The argument is hardly new. The ABA set its specific bar-pass minimum only in 2008. Earlier, it enforced what was known as the 70/10 Rule—70 percent of school's first-time test takers had to pass within the school's home state. Alternatively, the first-time pass rate could be no more than 10 percent below the average for other ABA-accredited schools in that state. The U.S. Department of Education demanded a clearer rule, however.
The rule the ABA came up with does allow an alternative to the 75 percent rule—schools can meet the standard with bar-exam passage rates no more than 15 percent below other ABA-accredited school in their states. The idea was to level the playing field, given different passage rates across jurisdictions.

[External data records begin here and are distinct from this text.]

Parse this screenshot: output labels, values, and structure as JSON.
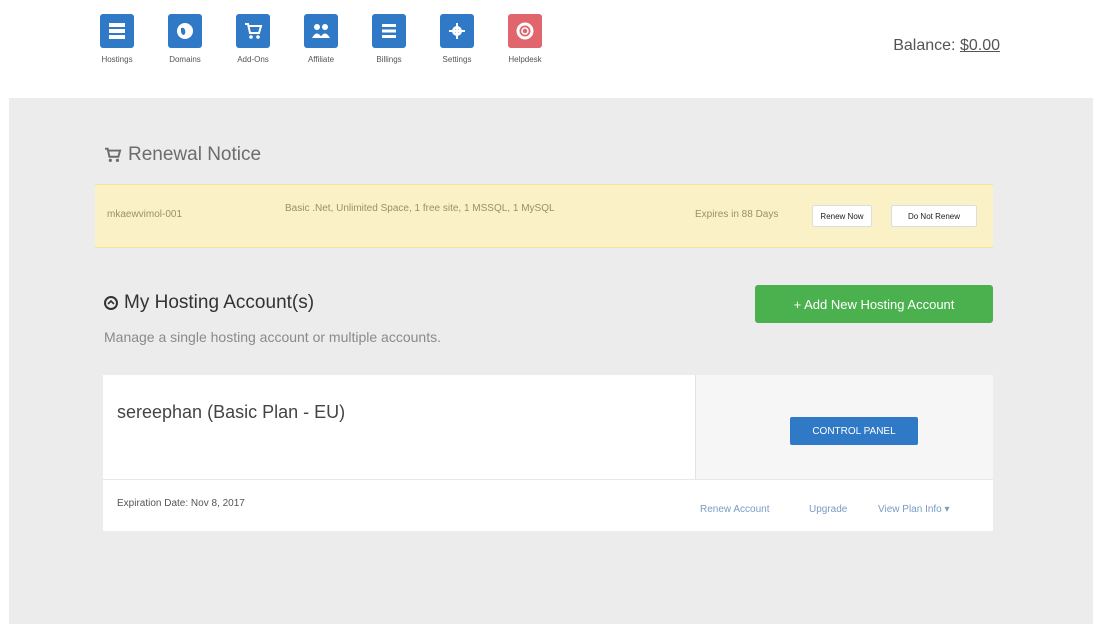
{
  "nav": {
    "items": [
      {
        "label": "Hostings",
        "icon": "server-icon"
      },
      {
        "label": "Domains",
        "icon": "globe-icon"
      },
      {
        "label": "Add-Ons",
        "icon": "cart-icon"
      },
      {
        "label": "Affiliate",
        "icon": "users-icon"
      },
      {
        "label": "Billings",
        "icon": "list-icon"
      },
      {
        "label": "Settings",
        "icon": "gear-icon"
      },
      {
        "label": "Helpdesk",
        "icon": "lifebuoy-icon"
      }
    ]
  },
  "balance": {
    "label": "Balance:",
    "amount": "$0.00"
  },
  "renewal": {
    "title": "Renewal Notice",
    "account": "mkaewvimol-001",
    "description": "Basic .Net, Unlimited Space, 1 free site, 1 MSSQL, 1 MySQL",
    "expires": "Expires in 88 Days",
    "renew_now": "Renew Now",
    "do_not_renew": "Do Not Renew"
  },
  "hosting": {
    "title": "My Hosting Account(s)",
    "subtitle": "Manage a single hosting account or multiple accounts.",
    "add_button": "+ Add New Hosting Account",
    "account": {
      "name": "sereephan (Basic Plan - EU)",
      "control_panel": "CONTROL PANEL",
      "expiration": "Expiration Date: Nov 8, 2017",
      "renew": "Renew Account",
      "upgrade": "Upgrade",
      "view_plan": "View Plan Info ▾"
    }
  },
  "colors": {
    "primary": "#2f79c7",
    "success": "#4bb14f",
    "helpdesk": "#e0656d",
    "notice_bg": "#fbf1c7"
  }
}
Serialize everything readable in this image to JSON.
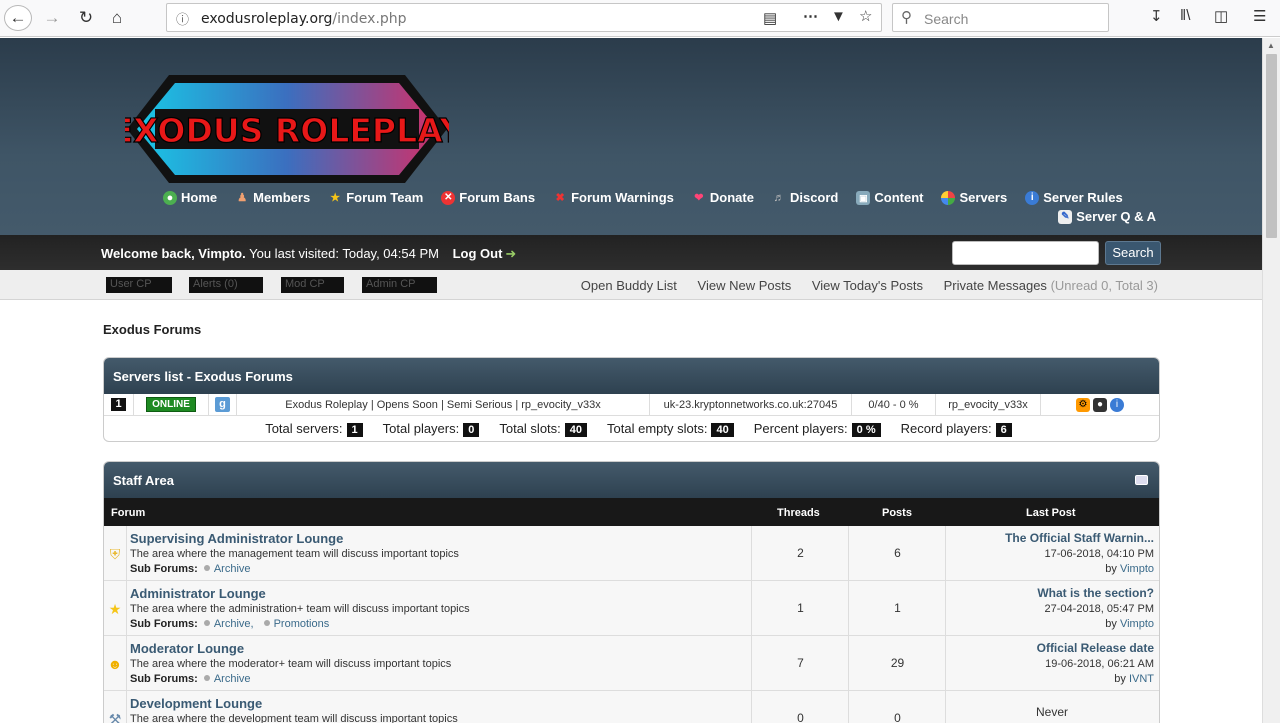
{
  "browser": {
    "url_host": "exodusroleplay.org",
    "url_path": "/index.php",
    "search_placeholder": "Search"
  },
  "header": {
    "logo_text": "EXODUS ROLEPLAY",
    "nav_row1": [
      {
        "label": "Home",
        "icon": "globe-icon"
      },
      {
        "label": "Members",
        "icon": "user-icon"
      },
      {
        "label": "Forum Team",
        "icon": "star-icon"
      },
      {
        "label": "Forum Bans",
        "icon": "x-circle-icon"
      },
      {
        "label": "Forum Warnings",
        "icon": "x-icon"
      },
      {
        "label": "Donate",
        "icon": "heart-icon"
      },
      {
        "label": "Discord",
        "icon": "speaker-icon"
      },
      {
        "label": "Content",
        "icon": "monitor-icon"
      },
      {
        "label": "Servers",
        "icon": "pie-icon"
      },
      {
        "label": "Server Rules",
        "icon": "info-icon"
      }
    ],
    "nav_row2": [
      {
        "label": "Server Q & A",
        "icon": "notepad-icon"
      }
    ]
  },
  "welcome": {
    "greeting": "Welcome back, Vimpto.",
    "last_visit": "You last visited: Today, 04:54 PM",
    "logout": "Log Out",
    "search_button": "Search"
  },
  "subbar": {
    "cp_buttons": [
      "User CP",
      "Alerts (0)",
      "Mod CP",
      "Admin CP"
    ],
    "links": [
      "Open Buddy List",
      "View New Posts",
      "View Today's Posts",
      "Private Messages"
    ],
    "pm_counts": "(Unread 0, Total 3)"
  },
  "breadcrumb": "Exodus Forums",
  "servers": {
    "title": "Servers list - Exodus Forums",
    "row": {
      "num": "1",
      "status": "ONLINE",
      "game_icon": "g",
      "name": "Exodus Roleplay | Opens Soon | Semi Serious | rp_evocity_v33x",
      "address": "uk-23.kryptonnetworks.co.uk:27045",
      "players": "0/40 - 0 %",
      "map": "rp_evocity_v33x"
    },
    "totals": [
      {
        "label": "Total servers:",
        "value": "1"
      },
      {
        "label": "Total players:",
        "value": "0"
      },
      {
        "label": "Total slots:",
        "value": "40"
      },
      {
        "label": "Total empty slots:",
        "value": "40"
      },
      {
        "label": "Percent players:",
        "value": "0 %"
      },
      {
        "label": "Record players:",
        "value": "6"
      }
    ]
  },
  "staff": {
    "title": "Staff Area",
    "columns": {
      "forum": "Forum",
      "threads": "Threads",
      "posts": "Posts",
      "last": "Last Post"
    },
    "subforums_label": "Sub Forums:",
    "forums": [
      {
        "title": "Supervising Administrator Lounge",
        "desc": "The area where the management team will discuss important topics",
        "subforums": [
          "Archive"
        ],
        "threads": "2",
        "posts": "6",
        "last_title": "The Official Staff Warnin...",
        "last_date": "17-06-2018, 04:10 PM",
        "last_by": "by",
        "last_user": "Vimpto"
      },
      {
        "title": "Administrator Lounge",
        "desc": "The area where the administration+ team will discuss important topics",
        "subforums": [
          "Archive,",
          "Promotions"
        ],
        "threads": "1",
        "posts": "1",
        "last_title": "What is the section?",
        "last_date": "27-04-2018, 05:47 PM",
        "last_by": "by",
        "last_user": "Vimpto"
      },
      {
        "title": "Moderator Lounge",
        "desc": "The area where the moderator+ team will discuss important topics",
        "subforums": [
          "Archive"
        ],
        "threads": "7",
        "posts": "29",
        "last_title": "Official Release date",
        "last_date": "19-06-2018, 06:21 AM",
        "last_by": "by",
        "last_user": "IVNT"
      },
      {
        "title": "Development Lounge",
        "desc": "The area where the development team will discuss important topics",
        "threads": "0",
        "posts": "0",
        "last_never": "Never"
      }
    ]
  }
}
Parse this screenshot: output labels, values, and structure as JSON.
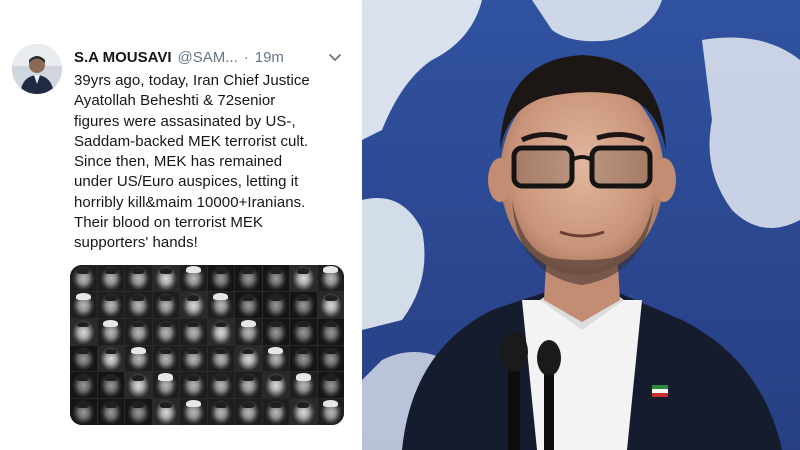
{
  "tweet": {
    "display_name": "S.A MOUSAVI",
    "handle": "@SAM...",
    "separator": "·",
    "time": "19m",
    "text_lines": [
      "39yrs ago, today, Iran Chief Justice",
      "Ayatollah Beheshti & 72senior",
      "figures were assasinated by US-,",
      "Saddam-backed MEK terrorist cult.",
      "Since then, MEK has remained",
      "under US/Euro auspices, letting it",
      "horribly kill&maim 10000+Iranians.",
      "Their blood on terrorist MEK",
      "supporters' hands!"
    ]
  },
  "icons": {
    "avatar": "avatar-photo",
    "menu": "chevron-down-icon"
  },
  "colors": {
    "name": "#14171a",
    "secondary": "#657786",
    "map_blue": "#3a5cae"
  }
}
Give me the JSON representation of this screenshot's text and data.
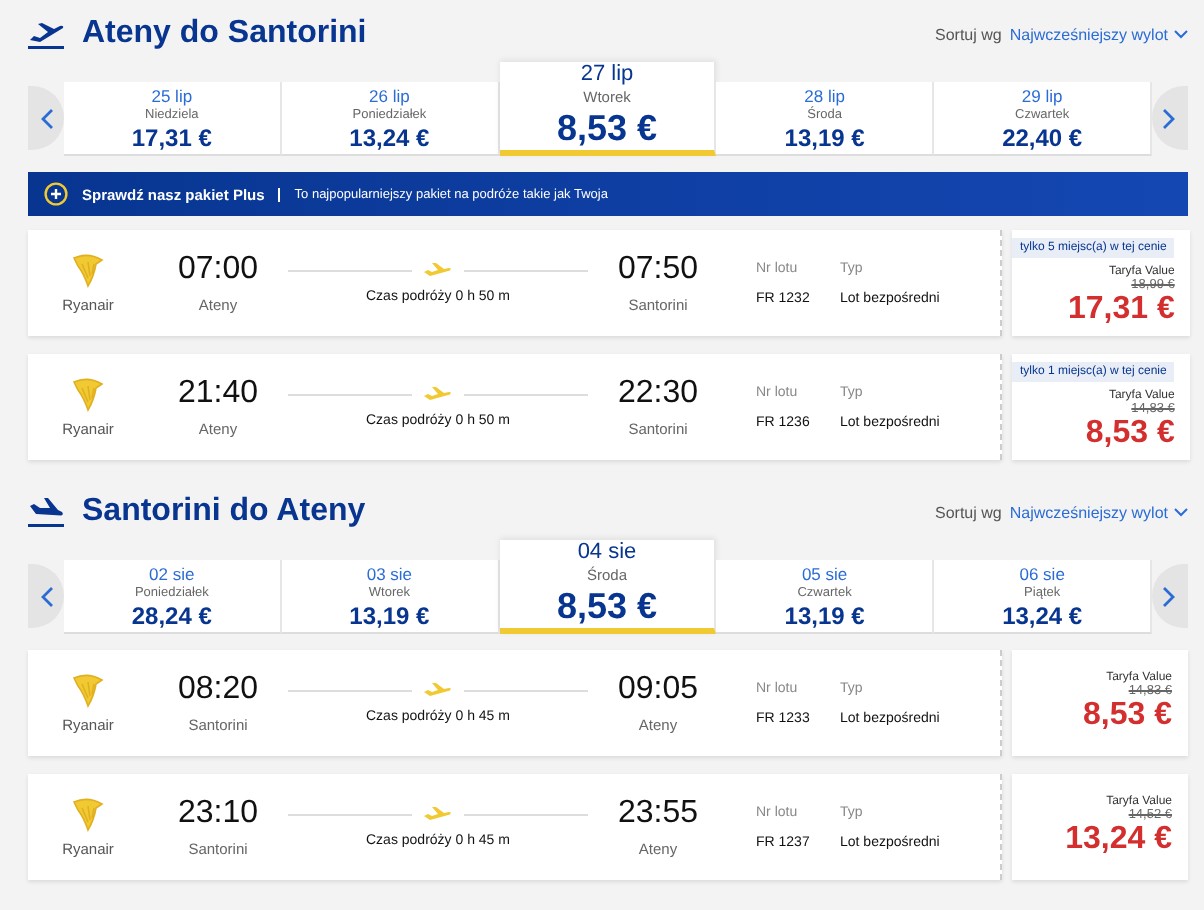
{
  "sections": [
    {
      "title": "Ateny do Santorini",
      "kind": "departure",
      "sort_label": "Sortuj wg",
      "sort_value": "Najwcześniejszy wylot",
      "dates": [
        {
          "date": "25 lip",
          "day": "Niedziela",
          "price": "17,31 €",
          "selected": false
        },
        {
          "date": "26 lip",
          "day": "Poniedziałek",
          "price": "13,24 €",
          "selected": false
        },
        {
          "date": "27 lip",
          "day": "Wtorek",
          "price": "8,53 €",
          "selected": true
        },
        {
          "date": "28 lip",
          "day": "Środa",
          "price": "13,19 €",
          "selected": false
        },
        {
          "date": "29 lip",
          "day": "Czwartek",
          "price": "22,40 €",
          "selected": false
        }
      ],
      "banner": {
        "title": "Sprawdź nasz pakiet Plus",
        "text": "To najpopularniejszy pakiet na podróże takie jak Twoja"
      },
      "flights": [
        {
          "airline": "Ryanair",
          "dep_time": "07:00",
          "dep_city": "Ateny",
          "duration": "Czas podróży 0 h 50 m",
          "arr_time": "07:50",
          "arr_city": "Santorini",
          "flight_no_label": "Nr lotu",
          "flight_no": "FR 1232",
          "type_label": "Typ",
          "type": "Lot bezpośredni",
          "badge": "tylko 5 miejsc(a) w tej cenie",
          "fare": "Taryfa Value",
          "old_price": "18,99 €",
          "price": "17,31 €"
        },
        {
          "airline": "Ryanair",
          "dep_time": "21:40",
          "dep_city": "Ateny",
          "duration": "Czas podróży 0 h 50 m",
          "arr_time": "22:30",
          "arr_city": "Santorini",
          "flight_no_label": "Nr lotu",
          "flight_no": "FR 1236",
          "type_label": "Typ",
          "type": "Lot bezpośredni",
          "badge": "tylko 1 miejsc(a) w tej cenie",
          "fare": "Taryfa Value",
          "old_price": "14,83 €",
          "price": "8,53 €"
        }
      ]
    },
    {
      "title": "Santorini do Ateny",
      "kind": "arrival",
      "sort_label": "Sortuj wg",
      "sort_value": "Najwcześniejszy wylot",
      "dates": [
        {
          "date": "02 sie",
          "day": "Poniedziałek",
          "price": "28,24 €",
          "selected": false
        },
        {
          "date": "03 sie",
          "day": "Wtorek",
          "price": "13,19 €",
          "selected": false
        },
        {
          "date": "04 sie",
          "day": "Środa",
          "price": "8,53 €",
          "selected": true
        },
        {
          "date": "05 sie",
          "day": "Czwartek",
          "price": "13,19 €",
          "selected": false
        },
        {
          "date": "06 sie",
          "day": "Piątek",
          "price": "13,24 €",
          "selected": false
        }
      ],
      "flights": [
        {
          "airline": "Ryanair",
          "dep_time": "08:20",
          "dep_city": "Santorini",
          "duration": "Czas podróży 0 h 45 m",
          "arr_time": "09:05",
          "arr_city": "Ateny",
          "flight_no_label": "Nr lotu",
          "flight_no": "FR 1233",
          "type_label": "Typ",
          "type": "Lot bezpośredni",
          "fare": "Taryfa Value",
          "old_price": "14,83 €",
          "price": "8,53 €"
        },
        {
          "airline": "Ryanair",
          "dep_time": "23:10",
          "dep_city": "Santorini",
          "duration": "Czas podróży 0 h 45 m",
          "arr_time": "23:55",
          "arr_city": "Ateny",
          "flight_no_label": "Nr lotu",
          "flight_no": "FR 1237",
          "type_label": "Typ",
          "type": "Lot bezpośredni",
          "fare": "Taryfa Value",
          "old_price": "14,52 €",
          "price": "13,24 €"
        }
      ]
    }
  ]
}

But this safety valve would be eliminated under the pending proposal. That worries the National Bar Association, which cites research showing that minority law students disproportionately sit for the bar exam in states with lower overall passage rates, such as California.
That won’t be the only juicy matter the committee takes up. It will also consider increasing the practical-skills training that law students must complete. Existing rules require only one credit hour of so-called experiential learning, including clinics, externships and simulation-based courses.
The committee is considering boosting that requirement to either six or 15 credit hours—the latter option supported by the Clinical Legal Education Association. A number of Yale Law School professors and dean Robert Post have sent the ABA letters opposing the 15 credit hour option.
"Whatever the career pattern, students need to be provided with the analytical framework and knowledge necessary for solving complex legal problems and policy issues," the professors wrote. "In our judgment, 15 credit hours of experiential courses could be useful for some students, but certainly not all or even most students."
The committee also will discuss whether to allow students to earn money as well as academic credit for externships—existing standards bar them from receiving both. The ABA’s law student division believes the change would "send a bold message to our nation’s law students that the ABA Section of Legal Education and Admissions to the Bar is committed to addressing some of the financial hurdles law students encounter financing their legal educations," according to a letter from the division’s leadership.
None of the committee’s decisions will be final, but rather recommendations to the Council of the Section of Legal Education, which has the final word. The ABA hopes to wrap up its overhaul of the standards within the next year.